La forma de herradura se produce cuando el viento sopla con más intensidad en la zona central de un grupo de nubes.


Por otro lado, sobre los Pirineos y al este de los mismos se observa también una estructura típica de días con viento. Estas nubes tienen un frente muy definido (al sur, en la zona de barlovento) y una cola alargada a sotavento.

Es una suposición, pero estas nubes de los pirineos pueden haberse formado por alguno de estos mecanismos:

Cuando el viento sopla contra los pirineos y se encuentra con ellos, pasa elevándose sobre los mismos.
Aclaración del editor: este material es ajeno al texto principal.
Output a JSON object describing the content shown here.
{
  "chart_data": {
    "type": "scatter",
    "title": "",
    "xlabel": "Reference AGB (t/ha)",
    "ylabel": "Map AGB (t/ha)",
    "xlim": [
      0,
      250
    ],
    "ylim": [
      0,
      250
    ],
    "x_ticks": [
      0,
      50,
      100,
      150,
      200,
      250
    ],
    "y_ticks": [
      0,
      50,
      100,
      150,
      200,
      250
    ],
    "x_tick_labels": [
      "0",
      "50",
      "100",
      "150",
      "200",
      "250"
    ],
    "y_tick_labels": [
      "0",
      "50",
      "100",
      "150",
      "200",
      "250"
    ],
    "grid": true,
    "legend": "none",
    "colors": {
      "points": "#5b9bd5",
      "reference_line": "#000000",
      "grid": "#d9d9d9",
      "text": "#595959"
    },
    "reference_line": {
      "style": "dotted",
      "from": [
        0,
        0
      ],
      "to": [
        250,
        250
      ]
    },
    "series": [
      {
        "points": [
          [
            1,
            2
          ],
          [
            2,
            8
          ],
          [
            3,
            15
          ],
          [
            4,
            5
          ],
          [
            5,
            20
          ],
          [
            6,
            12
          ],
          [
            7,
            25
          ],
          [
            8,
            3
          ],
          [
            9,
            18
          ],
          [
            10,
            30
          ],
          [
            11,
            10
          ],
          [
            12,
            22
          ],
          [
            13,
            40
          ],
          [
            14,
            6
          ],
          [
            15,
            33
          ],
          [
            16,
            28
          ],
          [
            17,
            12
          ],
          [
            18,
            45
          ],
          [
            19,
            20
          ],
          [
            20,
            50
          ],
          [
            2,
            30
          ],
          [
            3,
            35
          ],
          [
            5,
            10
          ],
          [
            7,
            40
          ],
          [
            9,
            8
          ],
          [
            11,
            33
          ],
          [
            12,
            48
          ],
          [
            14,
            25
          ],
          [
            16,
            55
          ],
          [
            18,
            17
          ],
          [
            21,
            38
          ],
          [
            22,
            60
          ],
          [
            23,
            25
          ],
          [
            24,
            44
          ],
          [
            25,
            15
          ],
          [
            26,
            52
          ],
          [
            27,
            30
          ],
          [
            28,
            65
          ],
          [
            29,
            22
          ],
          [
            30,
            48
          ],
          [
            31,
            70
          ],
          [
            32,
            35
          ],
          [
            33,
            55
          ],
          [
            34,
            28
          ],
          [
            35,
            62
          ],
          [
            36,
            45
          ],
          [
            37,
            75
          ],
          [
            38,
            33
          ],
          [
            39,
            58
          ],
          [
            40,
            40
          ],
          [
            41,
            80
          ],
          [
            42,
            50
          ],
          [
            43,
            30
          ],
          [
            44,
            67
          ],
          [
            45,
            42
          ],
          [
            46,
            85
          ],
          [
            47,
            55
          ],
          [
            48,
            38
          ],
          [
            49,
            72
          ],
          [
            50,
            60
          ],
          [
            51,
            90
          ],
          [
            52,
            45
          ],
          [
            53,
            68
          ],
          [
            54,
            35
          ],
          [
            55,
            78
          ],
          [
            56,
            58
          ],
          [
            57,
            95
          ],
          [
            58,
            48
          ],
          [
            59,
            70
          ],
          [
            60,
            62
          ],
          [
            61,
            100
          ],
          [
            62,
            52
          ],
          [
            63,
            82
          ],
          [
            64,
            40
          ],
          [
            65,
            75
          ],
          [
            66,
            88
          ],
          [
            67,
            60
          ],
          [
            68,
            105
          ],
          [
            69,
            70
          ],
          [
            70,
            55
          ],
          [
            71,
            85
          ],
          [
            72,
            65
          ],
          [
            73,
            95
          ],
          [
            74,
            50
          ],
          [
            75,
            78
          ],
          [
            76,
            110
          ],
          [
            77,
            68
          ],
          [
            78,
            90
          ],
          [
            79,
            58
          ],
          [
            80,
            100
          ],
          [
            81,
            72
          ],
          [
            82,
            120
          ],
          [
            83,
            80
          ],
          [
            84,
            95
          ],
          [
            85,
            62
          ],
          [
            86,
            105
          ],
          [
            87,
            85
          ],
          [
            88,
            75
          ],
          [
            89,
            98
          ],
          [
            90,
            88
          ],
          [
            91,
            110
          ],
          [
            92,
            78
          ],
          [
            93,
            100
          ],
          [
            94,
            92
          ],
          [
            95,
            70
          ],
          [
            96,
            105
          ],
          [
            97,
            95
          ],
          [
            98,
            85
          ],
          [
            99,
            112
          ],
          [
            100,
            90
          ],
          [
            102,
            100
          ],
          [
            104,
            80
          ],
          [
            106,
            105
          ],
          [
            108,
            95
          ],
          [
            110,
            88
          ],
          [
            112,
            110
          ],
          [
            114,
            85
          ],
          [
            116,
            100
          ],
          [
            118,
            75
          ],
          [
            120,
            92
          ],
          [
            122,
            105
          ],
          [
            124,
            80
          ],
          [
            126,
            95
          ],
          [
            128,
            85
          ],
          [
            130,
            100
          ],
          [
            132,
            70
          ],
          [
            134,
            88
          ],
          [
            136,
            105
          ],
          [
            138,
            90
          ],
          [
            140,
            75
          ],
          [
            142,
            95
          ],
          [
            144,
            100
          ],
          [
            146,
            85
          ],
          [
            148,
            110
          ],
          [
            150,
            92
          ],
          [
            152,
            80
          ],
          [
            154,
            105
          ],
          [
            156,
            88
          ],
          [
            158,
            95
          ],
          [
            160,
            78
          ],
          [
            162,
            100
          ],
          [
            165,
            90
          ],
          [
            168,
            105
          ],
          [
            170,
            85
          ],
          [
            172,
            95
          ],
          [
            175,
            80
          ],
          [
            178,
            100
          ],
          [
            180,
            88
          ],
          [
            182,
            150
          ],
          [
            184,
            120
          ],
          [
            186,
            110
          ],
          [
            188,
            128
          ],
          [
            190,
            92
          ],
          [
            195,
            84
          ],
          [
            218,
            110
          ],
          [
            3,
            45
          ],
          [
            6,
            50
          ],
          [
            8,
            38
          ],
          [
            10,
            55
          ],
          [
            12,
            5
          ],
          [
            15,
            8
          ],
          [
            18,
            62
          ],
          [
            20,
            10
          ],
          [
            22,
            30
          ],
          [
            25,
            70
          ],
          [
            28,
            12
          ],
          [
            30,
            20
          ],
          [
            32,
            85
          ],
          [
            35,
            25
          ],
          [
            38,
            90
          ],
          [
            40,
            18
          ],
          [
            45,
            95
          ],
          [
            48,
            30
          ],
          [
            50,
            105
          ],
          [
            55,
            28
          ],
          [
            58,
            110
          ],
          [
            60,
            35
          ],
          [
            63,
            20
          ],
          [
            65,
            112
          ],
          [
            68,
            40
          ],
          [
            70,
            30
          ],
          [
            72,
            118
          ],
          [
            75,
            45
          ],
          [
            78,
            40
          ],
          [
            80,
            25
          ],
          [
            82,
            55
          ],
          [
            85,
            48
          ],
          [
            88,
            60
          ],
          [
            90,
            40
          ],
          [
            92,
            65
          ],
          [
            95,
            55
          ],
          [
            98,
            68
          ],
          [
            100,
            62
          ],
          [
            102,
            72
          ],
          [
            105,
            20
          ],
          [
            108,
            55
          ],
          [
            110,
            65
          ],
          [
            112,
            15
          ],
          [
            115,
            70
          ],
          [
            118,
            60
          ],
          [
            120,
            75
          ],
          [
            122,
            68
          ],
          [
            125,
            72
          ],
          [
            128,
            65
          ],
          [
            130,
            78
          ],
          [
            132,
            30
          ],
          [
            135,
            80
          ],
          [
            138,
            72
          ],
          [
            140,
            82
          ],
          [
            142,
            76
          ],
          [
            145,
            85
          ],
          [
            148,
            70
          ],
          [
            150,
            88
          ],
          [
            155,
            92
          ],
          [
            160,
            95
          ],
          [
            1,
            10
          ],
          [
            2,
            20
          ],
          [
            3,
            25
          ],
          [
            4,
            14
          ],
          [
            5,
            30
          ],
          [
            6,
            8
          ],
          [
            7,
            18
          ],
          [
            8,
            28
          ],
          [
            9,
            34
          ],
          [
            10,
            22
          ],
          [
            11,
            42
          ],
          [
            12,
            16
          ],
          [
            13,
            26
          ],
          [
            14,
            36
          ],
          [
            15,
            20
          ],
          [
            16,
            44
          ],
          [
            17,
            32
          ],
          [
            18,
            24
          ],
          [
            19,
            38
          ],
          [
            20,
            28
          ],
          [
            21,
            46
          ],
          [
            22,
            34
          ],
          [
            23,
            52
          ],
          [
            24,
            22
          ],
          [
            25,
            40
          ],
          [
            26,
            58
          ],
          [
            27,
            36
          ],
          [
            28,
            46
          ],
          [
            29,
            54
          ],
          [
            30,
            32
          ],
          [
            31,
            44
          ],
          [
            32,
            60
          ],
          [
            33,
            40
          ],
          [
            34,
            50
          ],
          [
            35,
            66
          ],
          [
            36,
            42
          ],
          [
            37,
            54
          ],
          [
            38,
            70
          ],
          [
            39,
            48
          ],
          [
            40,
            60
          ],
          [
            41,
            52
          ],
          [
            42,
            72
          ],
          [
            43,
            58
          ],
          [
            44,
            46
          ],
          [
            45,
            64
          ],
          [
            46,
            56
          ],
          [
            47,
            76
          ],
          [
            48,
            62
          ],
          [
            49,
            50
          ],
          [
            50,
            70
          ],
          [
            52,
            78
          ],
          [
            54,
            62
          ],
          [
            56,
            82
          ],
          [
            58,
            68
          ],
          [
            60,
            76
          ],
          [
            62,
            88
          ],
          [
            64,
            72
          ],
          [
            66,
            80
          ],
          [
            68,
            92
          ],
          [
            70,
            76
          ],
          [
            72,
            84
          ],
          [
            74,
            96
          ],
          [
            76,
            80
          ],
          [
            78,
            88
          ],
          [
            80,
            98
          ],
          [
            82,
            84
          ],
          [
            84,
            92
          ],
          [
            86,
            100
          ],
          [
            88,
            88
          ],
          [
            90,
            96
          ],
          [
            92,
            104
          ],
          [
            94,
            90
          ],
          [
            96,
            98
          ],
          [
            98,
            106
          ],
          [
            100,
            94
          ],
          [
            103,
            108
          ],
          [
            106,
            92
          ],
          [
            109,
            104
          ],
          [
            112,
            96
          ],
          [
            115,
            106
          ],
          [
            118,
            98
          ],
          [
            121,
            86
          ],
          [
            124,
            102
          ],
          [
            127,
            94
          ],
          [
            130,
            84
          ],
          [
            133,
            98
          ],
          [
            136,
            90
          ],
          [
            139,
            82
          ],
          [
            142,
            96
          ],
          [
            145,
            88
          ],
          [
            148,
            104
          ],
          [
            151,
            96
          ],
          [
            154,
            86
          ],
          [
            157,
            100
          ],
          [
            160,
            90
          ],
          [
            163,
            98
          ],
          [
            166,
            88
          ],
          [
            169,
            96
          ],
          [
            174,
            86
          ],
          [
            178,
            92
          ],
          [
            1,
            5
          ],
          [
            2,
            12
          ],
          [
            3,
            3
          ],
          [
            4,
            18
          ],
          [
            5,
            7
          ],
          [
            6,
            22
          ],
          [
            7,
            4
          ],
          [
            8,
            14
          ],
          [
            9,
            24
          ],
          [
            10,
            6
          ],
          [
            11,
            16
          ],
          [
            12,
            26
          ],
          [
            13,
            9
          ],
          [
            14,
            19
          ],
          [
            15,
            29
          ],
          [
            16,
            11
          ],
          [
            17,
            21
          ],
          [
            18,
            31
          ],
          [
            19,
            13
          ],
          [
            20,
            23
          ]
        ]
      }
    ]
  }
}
Esta elevación de la masa de aire baja más cálida y húmeda se encuentra rápidamente a mayor altitud y en un entorno más frío, por lo que la humedad que trae esta masa de aire se condensa.

También es posible que ocurra un mecanismo similar al efecto venturi: El mismo viento que sopla contra los Pirineos, al elevarse y seguir su curso provoca un defecto de presión a sotavento de la cordillera, lo que hace que el aire (húmedo) que se encuentra tras ésta se eleve a zonas más frías, condensándose su humedad.

A continuación pongo también la misma imagen, pero del sensor de imagen real.

----------


## Luján

En este mensaje quiero dar a conocer un efecto curioso que se produce cuando el viento que transporta masas nubosas se encuentra con un obstáculo como por ejemplo una cadena montañosa o una isla.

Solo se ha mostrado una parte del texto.